Impact of Paid Sick Leave Act on the Restaurant Industry

In New York, roughly 38 percent of private-sector workers are employed by companies that do not provide paid sick leave. The Paid Sick Leave Act, if passed, would require firms with fewer than 10 employees to provide up to 40 hours of paid sick leave annually. For those with more than 10 employees, employers would be required to provide up to 80 hours.

Many independently owned restaurants and bars will be impacted. Small businesses in this industry typically only pay for hours worked, not having any formal paid sick leave policy. Would paid sick leave hurt the restaurant industry?

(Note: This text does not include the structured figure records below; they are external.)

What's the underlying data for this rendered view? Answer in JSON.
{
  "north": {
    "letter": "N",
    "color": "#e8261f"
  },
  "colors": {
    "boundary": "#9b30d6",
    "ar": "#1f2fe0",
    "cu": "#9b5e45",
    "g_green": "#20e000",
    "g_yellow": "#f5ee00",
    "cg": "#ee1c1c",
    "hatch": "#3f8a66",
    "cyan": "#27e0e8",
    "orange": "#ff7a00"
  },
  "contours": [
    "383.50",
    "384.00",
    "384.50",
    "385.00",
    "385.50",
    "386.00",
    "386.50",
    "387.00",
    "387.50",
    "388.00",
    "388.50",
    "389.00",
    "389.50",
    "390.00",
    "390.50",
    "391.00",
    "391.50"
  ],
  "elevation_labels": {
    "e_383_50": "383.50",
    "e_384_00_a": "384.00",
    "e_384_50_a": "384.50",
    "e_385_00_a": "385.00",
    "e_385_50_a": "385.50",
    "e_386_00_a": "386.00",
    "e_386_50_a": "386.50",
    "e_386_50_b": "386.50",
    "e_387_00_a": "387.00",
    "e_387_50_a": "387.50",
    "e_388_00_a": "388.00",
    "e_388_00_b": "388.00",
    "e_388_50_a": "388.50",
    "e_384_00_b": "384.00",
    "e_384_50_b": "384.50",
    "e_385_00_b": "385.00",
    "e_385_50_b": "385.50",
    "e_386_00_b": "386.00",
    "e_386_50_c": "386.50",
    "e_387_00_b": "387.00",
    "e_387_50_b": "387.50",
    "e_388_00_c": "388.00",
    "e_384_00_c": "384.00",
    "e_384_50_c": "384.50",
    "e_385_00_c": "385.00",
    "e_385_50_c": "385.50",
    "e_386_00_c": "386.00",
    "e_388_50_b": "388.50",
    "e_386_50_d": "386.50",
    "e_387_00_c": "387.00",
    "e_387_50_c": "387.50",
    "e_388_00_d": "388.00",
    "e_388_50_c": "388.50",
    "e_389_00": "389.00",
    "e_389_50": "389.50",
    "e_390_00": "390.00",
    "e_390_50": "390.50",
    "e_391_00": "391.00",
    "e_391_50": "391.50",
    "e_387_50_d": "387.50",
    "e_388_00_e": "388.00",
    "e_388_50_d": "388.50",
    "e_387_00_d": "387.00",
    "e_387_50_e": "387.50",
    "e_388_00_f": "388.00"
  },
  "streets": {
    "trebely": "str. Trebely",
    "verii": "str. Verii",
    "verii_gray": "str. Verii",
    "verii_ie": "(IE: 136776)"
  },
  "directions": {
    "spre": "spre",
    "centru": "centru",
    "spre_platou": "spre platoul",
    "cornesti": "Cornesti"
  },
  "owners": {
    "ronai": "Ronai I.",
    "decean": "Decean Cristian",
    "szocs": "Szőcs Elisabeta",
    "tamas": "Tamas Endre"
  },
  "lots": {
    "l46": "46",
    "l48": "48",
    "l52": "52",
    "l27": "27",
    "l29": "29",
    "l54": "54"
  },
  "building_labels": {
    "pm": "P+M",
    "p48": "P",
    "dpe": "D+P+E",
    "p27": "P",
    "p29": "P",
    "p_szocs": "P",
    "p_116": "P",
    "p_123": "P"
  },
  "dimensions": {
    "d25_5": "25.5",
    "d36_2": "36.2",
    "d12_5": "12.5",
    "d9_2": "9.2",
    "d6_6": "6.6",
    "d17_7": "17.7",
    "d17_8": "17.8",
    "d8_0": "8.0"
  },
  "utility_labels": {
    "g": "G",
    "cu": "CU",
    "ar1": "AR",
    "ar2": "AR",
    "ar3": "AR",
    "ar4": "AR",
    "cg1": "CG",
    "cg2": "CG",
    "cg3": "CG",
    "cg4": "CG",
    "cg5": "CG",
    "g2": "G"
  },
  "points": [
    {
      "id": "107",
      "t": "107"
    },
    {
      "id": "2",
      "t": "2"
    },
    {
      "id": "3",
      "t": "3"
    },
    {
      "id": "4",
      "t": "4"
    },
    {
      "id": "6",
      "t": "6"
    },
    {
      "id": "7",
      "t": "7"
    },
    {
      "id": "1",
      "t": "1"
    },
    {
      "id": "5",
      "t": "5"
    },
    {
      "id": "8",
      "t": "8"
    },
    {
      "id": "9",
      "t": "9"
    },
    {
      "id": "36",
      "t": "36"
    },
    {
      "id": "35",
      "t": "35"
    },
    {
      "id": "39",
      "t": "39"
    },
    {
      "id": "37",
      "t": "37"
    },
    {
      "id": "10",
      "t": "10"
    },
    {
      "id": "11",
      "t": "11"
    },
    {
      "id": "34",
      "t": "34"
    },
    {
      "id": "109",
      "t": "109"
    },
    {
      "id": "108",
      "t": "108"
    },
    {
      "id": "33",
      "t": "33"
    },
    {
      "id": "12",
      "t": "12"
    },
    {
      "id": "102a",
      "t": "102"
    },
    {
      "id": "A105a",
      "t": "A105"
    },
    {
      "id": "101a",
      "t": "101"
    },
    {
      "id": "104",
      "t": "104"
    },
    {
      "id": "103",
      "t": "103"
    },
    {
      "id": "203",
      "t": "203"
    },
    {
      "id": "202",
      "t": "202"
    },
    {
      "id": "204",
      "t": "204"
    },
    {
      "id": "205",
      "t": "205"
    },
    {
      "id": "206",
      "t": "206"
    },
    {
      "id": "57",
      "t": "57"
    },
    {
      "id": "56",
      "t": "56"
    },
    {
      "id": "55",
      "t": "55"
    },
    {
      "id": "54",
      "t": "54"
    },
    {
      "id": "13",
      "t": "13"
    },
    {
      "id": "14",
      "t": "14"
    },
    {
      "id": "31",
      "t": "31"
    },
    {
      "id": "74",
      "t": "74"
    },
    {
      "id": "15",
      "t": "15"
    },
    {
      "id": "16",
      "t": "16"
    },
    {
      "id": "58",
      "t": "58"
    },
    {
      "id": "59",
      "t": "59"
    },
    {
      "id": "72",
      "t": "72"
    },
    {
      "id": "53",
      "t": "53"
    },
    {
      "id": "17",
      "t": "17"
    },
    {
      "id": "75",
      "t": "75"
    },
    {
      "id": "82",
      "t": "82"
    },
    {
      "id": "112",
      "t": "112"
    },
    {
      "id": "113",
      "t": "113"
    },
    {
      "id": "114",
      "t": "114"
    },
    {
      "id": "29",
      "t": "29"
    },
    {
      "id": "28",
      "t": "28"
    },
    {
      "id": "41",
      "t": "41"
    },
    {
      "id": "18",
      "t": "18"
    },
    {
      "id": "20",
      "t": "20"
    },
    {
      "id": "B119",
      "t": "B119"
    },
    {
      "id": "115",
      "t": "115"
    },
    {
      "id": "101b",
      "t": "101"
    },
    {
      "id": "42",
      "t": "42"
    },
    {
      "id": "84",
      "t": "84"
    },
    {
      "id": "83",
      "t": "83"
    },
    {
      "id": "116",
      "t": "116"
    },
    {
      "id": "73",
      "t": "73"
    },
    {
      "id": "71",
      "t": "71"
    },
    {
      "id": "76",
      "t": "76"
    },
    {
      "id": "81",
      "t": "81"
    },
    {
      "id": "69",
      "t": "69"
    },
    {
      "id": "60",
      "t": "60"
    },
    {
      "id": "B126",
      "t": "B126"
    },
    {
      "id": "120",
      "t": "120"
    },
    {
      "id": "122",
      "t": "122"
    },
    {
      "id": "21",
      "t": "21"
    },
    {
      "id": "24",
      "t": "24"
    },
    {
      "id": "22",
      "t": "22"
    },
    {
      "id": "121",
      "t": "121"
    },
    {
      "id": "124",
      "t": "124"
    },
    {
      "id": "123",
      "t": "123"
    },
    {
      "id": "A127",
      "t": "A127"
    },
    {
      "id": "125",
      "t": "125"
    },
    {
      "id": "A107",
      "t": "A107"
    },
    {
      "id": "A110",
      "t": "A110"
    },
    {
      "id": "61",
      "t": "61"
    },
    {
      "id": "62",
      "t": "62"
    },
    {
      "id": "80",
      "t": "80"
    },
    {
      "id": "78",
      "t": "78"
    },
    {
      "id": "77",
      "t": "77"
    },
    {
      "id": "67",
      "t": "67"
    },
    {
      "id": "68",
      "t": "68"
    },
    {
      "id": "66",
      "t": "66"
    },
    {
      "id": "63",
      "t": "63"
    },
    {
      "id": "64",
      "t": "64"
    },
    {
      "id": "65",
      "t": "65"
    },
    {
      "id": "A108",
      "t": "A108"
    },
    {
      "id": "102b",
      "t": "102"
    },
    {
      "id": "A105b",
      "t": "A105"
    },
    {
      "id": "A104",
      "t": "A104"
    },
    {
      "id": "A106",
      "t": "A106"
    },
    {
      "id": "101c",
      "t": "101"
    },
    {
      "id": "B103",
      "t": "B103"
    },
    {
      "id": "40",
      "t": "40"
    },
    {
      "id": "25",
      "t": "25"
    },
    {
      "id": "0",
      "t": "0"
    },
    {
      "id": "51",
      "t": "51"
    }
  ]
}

I like to base my opinions and educated guesses on facts, which sent me exploring some of the statistics surrounding this issue. What actually happened where this was done in the past? This would surely give some insight into what we might expect from the proposed changes in the law. What I learned reassured me that independent eateries and bars were not on the verge of a crisis.

Since 1994, about 200 cities have passed “living wage laws” some including statutorily required paid sick days each year. Studies found no difference in employment levels between comparable cities with and without living wage laws. They disproved the claim that these laws drive away business or lead to unemployment.

Workers with families can be the hardest workers, dedicated to doing a good job because they rely on the income to support their loved ones. However, we all know that there are demands outside the workplace that require attention. This is an inescapable reality. Allowing employees to meet their responsibilities to both work and home will make them happier, more dedicated, and more productive. Costco and Stride Rite, companies that employ low wage workers have supported better overall wages for low skilled workers, finding that it reduces employee turnover and improves workers’ productivity. This is good for the bottom line.

The majority of workers will not abuse the system and will be grateful to have the benefit. 51 weeks of increased productivity is the reward to the employer who pays the employee for one paid week of sick time. You do the math. It seems like good ROI and good for business.